— Ха-ха, ха-ха, — металлически загоготала она, раскрывая рот с нарисованными крупными белыми зубами. — Заходите, сударь! Заходите в наш клуб! Сегодня на сцене лучшие балагуры, остряки и озорники Светлограда! Их шутки веселят даже металлолом вроде меня! Ха-ха-ха!
— Обойдусь, — просипел я и покинул-таки площадь, подгоняемый внутренним голосом, настойчиво шепчущим, что полицейские идут за мной по пятам.
Улочка оказалась пустынной. Я побрёл по ней, словно в тумане. Мысли текли плавно и лениво, путаясь друг с другом. Всё же мне удалось сообразить, что моё состояние, скорее всего, вызвано именно потерей маны.
Но так ведь не должно быть! Мана обязана восстанавливаться, а не исчезать! Какого лешего? Как мне теперь быть-то⁈ Где взять магическую энергию? Без неё я могу и ласты склеить!

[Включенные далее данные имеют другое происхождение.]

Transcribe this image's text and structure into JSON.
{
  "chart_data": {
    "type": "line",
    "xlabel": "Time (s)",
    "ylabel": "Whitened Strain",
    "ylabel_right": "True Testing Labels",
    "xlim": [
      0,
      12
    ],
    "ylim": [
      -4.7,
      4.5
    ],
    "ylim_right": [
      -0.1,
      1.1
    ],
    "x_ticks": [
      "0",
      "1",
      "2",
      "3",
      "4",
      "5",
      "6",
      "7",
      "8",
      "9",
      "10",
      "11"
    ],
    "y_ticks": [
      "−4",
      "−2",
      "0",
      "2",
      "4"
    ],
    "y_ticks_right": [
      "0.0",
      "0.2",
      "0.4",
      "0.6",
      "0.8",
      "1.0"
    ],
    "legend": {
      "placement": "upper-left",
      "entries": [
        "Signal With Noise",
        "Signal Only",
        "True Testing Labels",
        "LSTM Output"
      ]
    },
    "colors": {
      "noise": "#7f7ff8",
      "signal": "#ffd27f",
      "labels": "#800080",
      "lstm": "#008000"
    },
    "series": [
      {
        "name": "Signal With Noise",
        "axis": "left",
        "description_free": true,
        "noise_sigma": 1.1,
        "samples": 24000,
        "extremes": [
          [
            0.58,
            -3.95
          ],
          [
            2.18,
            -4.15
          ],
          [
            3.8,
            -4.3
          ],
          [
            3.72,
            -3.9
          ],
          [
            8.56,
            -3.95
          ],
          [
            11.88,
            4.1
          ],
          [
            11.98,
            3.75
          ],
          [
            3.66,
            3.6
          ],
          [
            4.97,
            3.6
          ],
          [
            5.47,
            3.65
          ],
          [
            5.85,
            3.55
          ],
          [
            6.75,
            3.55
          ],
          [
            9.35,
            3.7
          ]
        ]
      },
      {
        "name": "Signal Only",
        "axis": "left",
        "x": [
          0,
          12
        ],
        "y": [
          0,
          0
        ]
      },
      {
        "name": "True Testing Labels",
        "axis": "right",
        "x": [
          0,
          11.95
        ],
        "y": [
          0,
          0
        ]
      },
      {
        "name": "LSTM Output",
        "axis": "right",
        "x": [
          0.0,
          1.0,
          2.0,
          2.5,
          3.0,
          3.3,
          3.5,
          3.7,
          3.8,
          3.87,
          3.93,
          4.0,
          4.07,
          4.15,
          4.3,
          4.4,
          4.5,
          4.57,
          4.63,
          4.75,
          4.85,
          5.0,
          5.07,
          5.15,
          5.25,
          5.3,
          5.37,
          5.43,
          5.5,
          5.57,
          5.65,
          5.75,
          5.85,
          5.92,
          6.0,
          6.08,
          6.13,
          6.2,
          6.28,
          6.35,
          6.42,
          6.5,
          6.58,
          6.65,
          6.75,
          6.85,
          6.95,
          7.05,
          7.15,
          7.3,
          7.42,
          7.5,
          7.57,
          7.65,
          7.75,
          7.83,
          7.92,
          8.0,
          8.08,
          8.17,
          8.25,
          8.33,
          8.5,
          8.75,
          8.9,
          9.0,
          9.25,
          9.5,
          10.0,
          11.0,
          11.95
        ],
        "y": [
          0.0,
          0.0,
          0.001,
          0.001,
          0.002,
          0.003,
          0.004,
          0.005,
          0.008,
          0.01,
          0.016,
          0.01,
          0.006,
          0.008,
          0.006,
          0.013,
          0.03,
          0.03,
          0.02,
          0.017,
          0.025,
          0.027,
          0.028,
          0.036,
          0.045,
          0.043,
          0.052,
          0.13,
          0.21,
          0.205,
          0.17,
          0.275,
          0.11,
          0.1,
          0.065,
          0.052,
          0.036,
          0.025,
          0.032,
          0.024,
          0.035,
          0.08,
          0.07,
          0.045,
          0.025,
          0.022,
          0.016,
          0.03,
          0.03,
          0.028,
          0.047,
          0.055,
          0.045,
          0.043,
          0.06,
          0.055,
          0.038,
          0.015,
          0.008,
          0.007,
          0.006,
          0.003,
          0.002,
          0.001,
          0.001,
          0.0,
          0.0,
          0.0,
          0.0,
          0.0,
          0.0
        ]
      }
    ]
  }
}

Тотчас перед моим мысленным взором появилась физиономия фон Брауна. В уборной ресторации я ударил его, и он одарил меня непонятным теплом, спровоцировавшим появление маны. Однако я получил лишь хрен на постном масле, свернув набок нос Бугра. Почему так произошло? А что если и вправду всё дело в том, что один маг, а другой — чёрт бездарный?
Тогда, может, мне следует отыскать какого-нибудь мага и дать ему по роже, чтобы снова получить тепло? Вдруг оно опять даст мне ману, а та уберёт слабость?
Хм, конечно, это всё звучит как бред сивой кобылы. Но у меня же имеется рабочий пример с фон Брауном!
Да, надо пробовать. Вот только, кажется, эта идея слишком поздно ворвалась в мой затухающий разум. Я совершил ошибку, покинув площадь, где среди горожан точно ходили маги. В проулке же никого не было, кроме худющей дворняги с выпирающими рёбрами. Она смотрела на меня голодным взглядом, будто уже оценивала, что съест сразу, а что закопает на чёрный день.
— Кыш, — с трудом погрозил я ей трясущимся кулаком и развернулся, чтобы попробовать вернуться на площадь.
Мне уже было плевать на полицейских. Выжить бы!
К несчастью, ноги предали меня. Они подогнулись, из-за чего я ударился спиной о стену дома и соскользнул по ней, влекомый силой гравитации. Моя задница грохнулась на картонку. Дыхание с трудом вырвалось из груди, а сознание решило оставить меня, погрузив во тьму.
И сколько я так просидел, блуждая разумом во мраке? Шут его знает. А вот очнулся я от деликатных похлопываний по щекам.
— М-м-м, — простонал я и с трудом разлепил веки.
Передо мной склонилась парочка тех самых полицейских, что следили за мной на площади. Они с обеспокоенностью смотрели на меня, закрывая своими фигурами часть вечернего неба.
— Горин, что с вами? Вы как с луны свалились, — тревожно произнёс тучный служивый с пышными бакенбардами. — Дерябнули чего-то эдакого? Или, может, подрались? У вас вон костяшки пальцев разбиты.
— А-а-а, — снова простонал я, с трудом соображая. Сил совсем не было.
К счастью, часть моего мозга зафиксировала, что, кажется, полицейские узнали меня и вроде бы не собираются швырять в темницу. Правда, ничего внутри меня не откликнулось на фамилию Горин.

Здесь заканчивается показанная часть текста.